I got into my car for the first time in weeks, dreading the summer workouts that were scheduled for soccer this week.

It was sunny as hell outside, which I figured was probably good for me after staying in my dark apartment for a solid 3 weeks straight.

My Mom called me while I was driving, and I declined the call absentmindedly. I've received more phone calls from her this month than I have in my entire life. Now that Dad's dead, she's started to depend on me for shit. She never wanted anything to do with me when he was still alive, but now she tries to call me multiple times a day to 'chat.'

I tried to push away any thoughts regarding my family as I parked my car outside of the Stanford soccer facility. It's been hard to focus on anything besides Dad's death as of lately.

I shut the car door behind me and walked into the weight rooms, greeted by the majority of the team. We haven't all been together since last season, and although we've lost a few members, I was still familiar with mostly everyone currently.

I locked eyes with Charlie, who was getting new weights for the bench press. The biggest reason I didn't want to come to the workouts today was because I knew he'd be here — and things were just as tense and awkward as I imagined they'd be.

I stayed on the opposite side of the weight room from him and somehow ended up avoiding him for the entire 2 hour workout. It wasn't easy, especially because we were both using the same equipment for the most part.

When we went outside to the field for drills; however, he approached me pretty abruptly.

"How's it going, Smalls?"

I gave him a casual nod. "Alright. How about you?"

"Eh. Could be better." he replied, his eyes set on me so intensely that it freaked me out.

I nodded again, this time slowly and with uncertainty. The staring was genuinely weird as fuck and I started to grow more uncomfortable as we stood there in silence.

"Anything you want to ask me, Smalls?" he cocked his head to the side quizzically and I furrowed my eyebrows.

"Don't think so."

We both stood there in complete silence, soaking up the awkwardness between us. I knew exactly what he was insinuating, and I didn't want to talk about it.

It's been a week since the breakup, and I haven't gone a single hour without thinking about it and wondering how she's doing. Most of all, I hate how it turned into a fight between us. I'm worried that she hates me now because of how I handled it.

"I think you're lying." Charlie replied. "You're dying to know how she's doing, aren't you?"

Obviously.

I turned towards the goal, trying to steer away from this entire conversation that he was trying to start up. I didn't want to talk about it.

"It's probably better if I don't know." I said to him with full honesty, and I really meant it.

Maddie's never experienced a breakup before, so I could only assume that she was taking it pretty hard.
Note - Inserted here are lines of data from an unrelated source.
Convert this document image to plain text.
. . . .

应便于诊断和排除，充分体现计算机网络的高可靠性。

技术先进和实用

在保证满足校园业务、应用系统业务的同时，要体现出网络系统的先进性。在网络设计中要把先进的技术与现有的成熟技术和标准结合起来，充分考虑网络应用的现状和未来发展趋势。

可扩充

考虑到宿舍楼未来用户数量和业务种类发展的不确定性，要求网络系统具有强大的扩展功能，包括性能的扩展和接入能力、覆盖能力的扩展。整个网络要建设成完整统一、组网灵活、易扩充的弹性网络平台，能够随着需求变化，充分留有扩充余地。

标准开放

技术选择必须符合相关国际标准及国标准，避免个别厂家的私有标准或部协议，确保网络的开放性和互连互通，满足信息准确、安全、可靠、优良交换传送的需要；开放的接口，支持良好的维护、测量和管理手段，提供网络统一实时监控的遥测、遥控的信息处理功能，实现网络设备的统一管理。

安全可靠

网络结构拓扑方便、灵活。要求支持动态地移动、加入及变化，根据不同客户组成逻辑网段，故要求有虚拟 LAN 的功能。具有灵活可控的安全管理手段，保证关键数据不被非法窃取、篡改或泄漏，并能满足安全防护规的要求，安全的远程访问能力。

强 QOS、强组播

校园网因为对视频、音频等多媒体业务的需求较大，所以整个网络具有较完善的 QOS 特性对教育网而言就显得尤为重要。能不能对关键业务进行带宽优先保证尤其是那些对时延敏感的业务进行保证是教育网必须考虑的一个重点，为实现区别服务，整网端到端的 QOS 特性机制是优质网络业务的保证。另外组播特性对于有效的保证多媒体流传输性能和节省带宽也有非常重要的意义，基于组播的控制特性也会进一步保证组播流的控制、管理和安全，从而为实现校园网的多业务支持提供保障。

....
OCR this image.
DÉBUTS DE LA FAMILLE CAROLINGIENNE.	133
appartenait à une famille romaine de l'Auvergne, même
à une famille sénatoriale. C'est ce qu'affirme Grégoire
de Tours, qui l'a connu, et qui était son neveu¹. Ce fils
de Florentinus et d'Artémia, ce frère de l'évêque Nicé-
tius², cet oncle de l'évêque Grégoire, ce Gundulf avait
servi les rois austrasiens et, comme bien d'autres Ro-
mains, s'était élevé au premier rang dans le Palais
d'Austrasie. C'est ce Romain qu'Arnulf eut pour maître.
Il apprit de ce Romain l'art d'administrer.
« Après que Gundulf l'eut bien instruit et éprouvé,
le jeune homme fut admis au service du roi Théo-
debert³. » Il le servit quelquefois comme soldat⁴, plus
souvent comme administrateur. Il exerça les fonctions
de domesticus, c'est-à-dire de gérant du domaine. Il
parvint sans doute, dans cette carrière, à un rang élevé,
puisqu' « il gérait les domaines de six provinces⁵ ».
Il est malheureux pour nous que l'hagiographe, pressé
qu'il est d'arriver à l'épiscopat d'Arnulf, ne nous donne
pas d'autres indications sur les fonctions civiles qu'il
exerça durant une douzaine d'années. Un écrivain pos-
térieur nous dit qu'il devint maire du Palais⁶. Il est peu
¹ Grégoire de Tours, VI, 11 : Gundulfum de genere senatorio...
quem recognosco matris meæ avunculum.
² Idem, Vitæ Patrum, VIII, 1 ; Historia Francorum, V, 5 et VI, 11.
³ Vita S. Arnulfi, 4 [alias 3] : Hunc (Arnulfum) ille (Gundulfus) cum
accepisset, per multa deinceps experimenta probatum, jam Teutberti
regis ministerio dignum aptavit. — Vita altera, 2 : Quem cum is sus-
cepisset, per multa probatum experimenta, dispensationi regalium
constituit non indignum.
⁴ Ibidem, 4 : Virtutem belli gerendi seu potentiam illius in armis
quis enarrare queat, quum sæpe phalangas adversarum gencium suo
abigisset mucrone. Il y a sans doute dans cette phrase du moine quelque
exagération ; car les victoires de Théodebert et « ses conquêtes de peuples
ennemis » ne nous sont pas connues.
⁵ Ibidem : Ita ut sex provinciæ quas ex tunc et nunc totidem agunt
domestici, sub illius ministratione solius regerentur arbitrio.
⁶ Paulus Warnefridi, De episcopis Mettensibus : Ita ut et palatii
I tried not to think about it at all, though, because watching her cry in my apartment was painful enough. 

We started our team drills before Charlie could respond, and my mind quickly became consumed with Maddie, who I was trying my damn hardest not to think about.

I didn't realize how quickly I'd start to miss her. As soon as she walked out of my apartment I wanted her back, and I regretted everything that I said to her in the heat of the moment.